COMPORTAMIENTO CROMATOGRÁFICO DE LOS SOLUTOS

El comportamiento cromatográfico de un soluto en una determinada columna y para unos
parámetros de operación definidos se puede describir mediante el tiempo retención tR y la razón de
reparto k' (también conocida como factor de capacidad). Estos son los términos que se utilizan con
más frecuencia y que pueden modificarse variando tanto las combinaciones de FE-FM como
diversos parámetros de operación. Así, el grado de retención se puede cambiar desde casi una
retención total hasta el estado de migración libre con el frente de la FM.
La porosidad total del relleno (empaque) de la columna tiene una marcada influencia en el flujo
de FM. La porosidad expresa la razón del volumen intersticial del relleno respecto al volumen total.
La porosidad global para empaques sólidos es de 0.35 - 0.45, mientras que para empaques porosos
es de 0.70 - 0.90. En las columnas capilares, el valor de la porosidad es la unidad.
El tiempo necesario para transportar la banda de soluto desde el punto de inyección a través de
la columna hasta el detector (en el máximo del pico del soluto) se define como tiempo de retención
tR. tM representa el tiempo de tránsito de un soluto no retenido, y L representa la longitud de la
columna. t´R de retención ajustado está dado por:

𝑡´𝑅 = 𝑡𝑅 − 𝑡𝑀

El factor de capacidad k´ de cada soluto es la magnitud más importante en cromatografía de

columna.

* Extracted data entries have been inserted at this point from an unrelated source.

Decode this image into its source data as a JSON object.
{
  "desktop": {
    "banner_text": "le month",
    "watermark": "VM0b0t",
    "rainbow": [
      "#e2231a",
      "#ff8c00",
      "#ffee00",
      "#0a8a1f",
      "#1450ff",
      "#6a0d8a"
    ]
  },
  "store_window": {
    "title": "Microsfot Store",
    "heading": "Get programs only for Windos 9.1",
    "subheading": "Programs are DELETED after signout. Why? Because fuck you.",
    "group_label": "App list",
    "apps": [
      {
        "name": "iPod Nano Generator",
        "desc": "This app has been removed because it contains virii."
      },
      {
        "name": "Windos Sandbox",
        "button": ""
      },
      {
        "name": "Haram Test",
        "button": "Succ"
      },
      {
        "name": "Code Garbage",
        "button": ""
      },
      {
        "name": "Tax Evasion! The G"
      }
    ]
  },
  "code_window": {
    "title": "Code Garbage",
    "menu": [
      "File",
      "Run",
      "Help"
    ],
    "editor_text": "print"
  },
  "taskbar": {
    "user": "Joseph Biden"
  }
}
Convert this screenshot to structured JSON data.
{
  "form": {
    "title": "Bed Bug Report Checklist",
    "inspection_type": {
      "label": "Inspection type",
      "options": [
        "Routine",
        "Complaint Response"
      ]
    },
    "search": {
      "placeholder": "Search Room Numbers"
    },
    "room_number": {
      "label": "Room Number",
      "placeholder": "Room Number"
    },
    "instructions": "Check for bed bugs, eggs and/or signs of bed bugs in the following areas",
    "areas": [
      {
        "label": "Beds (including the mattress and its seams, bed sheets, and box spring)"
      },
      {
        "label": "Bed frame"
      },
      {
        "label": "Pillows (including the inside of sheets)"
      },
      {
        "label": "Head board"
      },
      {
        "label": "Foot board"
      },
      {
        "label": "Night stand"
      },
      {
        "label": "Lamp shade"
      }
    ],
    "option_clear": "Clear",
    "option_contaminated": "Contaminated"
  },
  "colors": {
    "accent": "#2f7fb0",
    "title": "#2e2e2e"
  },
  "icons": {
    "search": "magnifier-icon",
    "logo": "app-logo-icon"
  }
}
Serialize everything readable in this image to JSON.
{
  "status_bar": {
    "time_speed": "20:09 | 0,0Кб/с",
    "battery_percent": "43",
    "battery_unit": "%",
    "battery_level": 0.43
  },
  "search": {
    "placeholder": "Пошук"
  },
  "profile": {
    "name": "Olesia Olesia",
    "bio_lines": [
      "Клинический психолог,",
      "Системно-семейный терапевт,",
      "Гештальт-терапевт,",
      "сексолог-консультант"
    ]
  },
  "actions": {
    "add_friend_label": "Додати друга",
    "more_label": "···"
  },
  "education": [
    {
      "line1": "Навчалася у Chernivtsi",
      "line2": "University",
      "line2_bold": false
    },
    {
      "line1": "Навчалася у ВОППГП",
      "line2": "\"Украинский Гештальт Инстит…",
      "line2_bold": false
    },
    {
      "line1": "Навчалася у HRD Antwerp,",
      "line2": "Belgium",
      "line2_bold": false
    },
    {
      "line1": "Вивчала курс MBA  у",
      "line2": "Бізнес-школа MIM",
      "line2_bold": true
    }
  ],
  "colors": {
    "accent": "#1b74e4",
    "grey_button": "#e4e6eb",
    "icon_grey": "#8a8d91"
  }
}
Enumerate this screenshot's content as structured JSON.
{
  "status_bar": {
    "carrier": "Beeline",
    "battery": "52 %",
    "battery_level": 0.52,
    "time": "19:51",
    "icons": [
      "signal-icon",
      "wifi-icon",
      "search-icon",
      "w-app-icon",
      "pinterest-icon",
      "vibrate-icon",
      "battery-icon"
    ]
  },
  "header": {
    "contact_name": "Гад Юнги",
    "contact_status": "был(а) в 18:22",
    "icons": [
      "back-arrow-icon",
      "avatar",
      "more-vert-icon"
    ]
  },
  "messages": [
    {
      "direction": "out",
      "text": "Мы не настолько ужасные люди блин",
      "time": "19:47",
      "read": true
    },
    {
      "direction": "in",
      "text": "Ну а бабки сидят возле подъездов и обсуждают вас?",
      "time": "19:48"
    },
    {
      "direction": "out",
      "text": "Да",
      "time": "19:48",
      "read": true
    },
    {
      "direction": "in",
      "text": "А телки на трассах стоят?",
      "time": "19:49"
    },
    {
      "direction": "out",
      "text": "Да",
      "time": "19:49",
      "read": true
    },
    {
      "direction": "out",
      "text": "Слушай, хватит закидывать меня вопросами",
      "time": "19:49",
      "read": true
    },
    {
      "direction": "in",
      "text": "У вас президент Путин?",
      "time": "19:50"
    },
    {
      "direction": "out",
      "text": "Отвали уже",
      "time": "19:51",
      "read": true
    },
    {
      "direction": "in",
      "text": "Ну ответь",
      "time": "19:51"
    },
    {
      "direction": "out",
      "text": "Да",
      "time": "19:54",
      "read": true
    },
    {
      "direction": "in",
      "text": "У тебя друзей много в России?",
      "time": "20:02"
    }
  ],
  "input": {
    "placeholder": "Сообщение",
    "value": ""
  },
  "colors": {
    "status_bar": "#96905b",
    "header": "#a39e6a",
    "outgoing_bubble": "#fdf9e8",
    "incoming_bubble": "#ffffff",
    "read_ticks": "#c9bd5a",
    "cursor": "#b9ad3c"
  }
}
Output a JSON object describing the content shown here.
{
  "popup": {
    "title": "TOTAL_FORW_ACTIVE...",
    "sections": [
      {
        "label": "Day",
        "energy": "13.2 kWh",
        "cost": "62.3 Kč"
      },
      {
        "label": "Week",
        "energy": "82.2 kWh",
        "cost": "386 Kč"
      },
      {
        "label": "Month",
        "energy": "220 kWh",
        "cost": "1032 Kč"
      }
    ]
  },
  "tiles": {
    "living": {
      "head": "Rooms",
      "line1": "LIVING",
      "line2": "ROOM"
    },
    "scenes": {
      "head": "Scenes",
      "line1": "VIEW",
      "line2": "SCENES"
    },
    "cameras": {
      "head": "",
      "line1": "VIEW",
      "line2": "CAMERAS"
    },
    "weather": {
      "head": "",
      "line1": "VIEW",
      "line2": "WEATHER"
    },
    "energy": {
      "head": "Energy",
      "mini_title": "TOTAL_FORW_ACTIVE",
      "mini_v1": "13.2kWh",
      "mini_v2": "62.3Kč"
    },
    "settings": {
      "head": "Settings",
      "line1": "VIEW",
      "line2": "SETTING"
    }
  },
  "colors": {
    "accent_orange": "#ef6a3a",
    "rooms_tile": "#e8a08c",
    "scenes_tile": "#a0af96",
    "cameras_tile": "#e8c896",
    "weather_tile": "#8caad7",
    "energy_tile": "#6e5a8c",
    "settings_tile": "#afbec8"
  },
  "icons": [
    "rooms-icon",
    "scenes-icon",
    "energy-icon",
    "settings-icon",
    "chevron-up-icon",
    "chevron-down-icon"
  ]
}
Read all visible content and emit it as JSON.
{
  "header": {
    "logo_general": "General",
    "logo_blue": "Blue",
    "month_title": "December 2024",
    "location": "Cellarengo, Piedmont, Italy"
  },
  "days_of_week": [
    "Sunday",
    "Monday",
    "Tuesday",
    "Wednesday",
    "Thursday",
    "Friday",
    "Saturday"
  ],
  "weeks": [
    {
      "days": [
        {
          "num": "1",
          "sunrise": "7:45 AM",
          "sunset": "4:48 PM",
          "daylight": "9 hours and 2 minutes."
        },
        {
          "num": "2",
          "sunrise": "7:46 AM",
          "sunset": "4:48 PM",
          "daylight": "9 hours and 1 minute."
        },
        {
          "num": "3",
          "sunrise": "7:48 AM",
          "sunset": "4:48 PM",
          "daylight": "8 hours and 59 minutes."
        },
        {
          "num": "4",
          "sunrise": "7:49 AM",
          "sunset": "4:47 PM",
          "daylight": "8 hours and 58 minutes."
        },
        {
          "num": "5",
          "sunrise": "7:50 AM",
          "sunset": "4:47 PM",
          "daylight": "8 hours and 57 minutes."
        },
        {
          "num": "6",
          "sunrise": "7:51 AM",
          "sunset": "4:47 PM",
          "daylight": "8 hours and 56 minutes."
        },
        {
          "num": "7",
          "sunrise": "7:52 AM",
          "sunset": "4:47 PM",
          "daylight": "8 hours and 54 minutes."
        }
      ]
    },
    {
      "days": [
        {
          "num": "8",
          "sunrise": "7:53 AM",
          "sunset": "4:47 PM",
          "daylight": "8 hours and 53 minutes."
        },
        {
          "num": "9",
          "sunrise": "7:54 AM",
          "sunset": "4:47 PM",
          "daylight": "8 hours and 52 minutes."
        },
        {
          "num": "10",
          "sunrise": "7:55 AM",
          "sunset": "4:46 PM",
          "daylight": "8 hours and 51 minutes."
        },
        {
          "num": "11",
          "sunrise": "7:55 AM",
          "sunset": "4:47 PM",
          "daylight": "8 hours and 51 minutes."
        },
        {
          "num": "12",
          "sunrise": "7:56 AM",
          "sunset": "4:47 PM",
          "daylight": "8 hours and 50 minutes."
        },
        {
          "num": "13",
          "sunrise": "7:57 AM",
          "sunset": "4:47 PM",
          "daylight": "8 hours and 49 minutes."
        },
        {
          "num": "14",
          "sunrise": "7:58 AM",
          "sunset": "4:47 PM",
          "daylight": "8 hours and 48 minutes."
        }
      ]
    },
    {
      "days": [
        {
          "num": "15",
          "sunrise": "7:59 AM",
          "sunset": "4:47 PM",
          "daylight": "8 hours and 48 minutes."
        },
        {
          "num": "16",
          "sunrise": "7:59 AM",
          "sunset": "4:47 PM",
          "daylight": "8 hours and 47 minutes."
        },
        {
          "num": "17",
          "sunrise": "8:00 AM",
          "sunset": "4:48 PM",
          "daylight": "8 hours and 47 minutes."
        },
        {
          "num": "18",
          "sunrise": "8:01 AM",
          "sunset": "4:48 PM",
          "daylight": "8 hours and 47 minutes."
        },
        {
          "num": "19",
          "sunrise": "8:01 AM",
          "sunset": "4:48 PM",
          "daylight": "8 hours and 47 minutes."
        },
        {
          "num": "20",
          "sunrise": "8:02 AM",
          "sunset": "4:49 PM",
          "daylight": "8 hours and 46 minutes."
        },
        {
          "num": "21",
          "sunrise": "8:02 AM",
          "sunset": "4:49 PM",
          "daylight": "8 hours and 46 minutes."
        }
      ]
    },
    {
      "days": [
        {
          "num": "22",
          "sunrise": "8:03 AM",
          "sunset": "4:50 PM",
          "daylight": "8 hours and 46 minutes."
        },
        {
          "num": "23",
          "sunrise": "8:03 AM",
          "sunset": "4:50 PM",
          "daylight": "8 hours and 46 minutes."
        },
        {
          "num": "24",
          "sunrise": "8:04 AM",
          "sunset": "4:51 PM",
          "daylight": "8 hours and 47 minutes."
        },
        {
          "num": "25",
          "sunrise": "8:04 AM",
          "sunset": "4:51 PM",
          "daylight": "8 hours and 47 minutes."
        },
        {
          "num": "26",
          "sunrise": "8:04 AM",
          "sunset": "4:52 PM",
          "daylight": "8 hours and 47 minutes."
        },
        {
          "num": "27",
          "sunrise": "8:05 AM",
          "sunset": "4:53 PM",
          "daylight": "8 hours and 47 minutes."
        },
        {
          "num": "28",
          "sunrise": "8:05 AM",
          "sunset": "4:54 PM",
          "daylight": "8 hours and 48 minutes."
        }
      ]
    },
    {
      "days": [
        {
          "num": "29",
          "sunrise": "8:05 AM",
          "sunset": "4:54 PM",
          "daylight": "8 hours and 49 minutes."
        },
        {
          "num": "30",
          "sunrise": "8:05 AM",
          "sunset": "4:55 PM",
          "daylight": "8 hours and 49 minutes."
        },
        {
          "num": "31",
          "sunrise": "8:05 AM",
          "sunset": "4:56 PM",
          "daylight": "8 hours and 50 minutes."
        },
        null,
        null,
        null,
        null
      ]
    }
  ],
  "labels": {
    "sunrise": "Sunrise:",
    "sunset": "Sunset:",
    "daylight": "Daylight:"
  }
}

Relaciona el equilibrio de distribución de la muestra dentro de la columna con las
propiedades termodinámicas de la columna y con la temperatura. Para un conjunto dado de
parámetros de operación, k´ es una medida del tiempo de permanencia del soluto en la fase
estacionaria en relación con el tiempo transcurrido en la fase móvil. Se define como el cociente de
los moles de un soluto en la fase estacionaria entre los moles en la fase móvil. El factor k´ es también
el tiempo adicional que una banda de soluto requiere para eluir, en comparación con un soluto no
retenido (para el cual k´ = 0), dividido entre el tiempo de elución de una banda no retenida (tM). Para
valores de k' mayores que 5 se desperdicia tiempo analítico valioso. Los valores menores de k' que
1 no proporcionan una resolución adecuada entre los solutos de elución temprana o que están cerca
del frente de disolvente.

PARÁMETROS PARA LA SEPARACIÓN ÚTIL Y EFICIENCIA DE LA COLUMNA

El grado de separación o resolución de dos bandas adyacentes Rs nos marca si se ha conseguido
una separación útil de los picos y se define como la distancia entre los picos de las bandas (o
centros) dividida entre el ancho promedio de las bandas. La resolución está dada por:

𝑅𝑠 = (𝑡´𝑅,2 − 𝑡´𝑅,1 )⁄[0,5 × (𝑊2 + 𝑊1 )]

Los picos adyacentes de igual altura y anchura deben estar separados al menos con RS = 1.0 (4)
y esto corresponde aproximadamente a un 3 % de sobreposición de sus áreas. Un valor de
RS = 1.5 (6) representa esencialmente una resolución completa, con sólo 0,2 % de sobreposición
de las áreas de los picos y suele ser suficiente cuando uno de los picos tiene entre 2 - 3 veces la
concentración del otro para poder cuantificar sus áreas de manera independiente sin interferencia
mutua. Una advertencia: Se requerirá una mayor resolución cuando una banda de un componente
mayoritario es adyacente a una banda de un constituyente menor.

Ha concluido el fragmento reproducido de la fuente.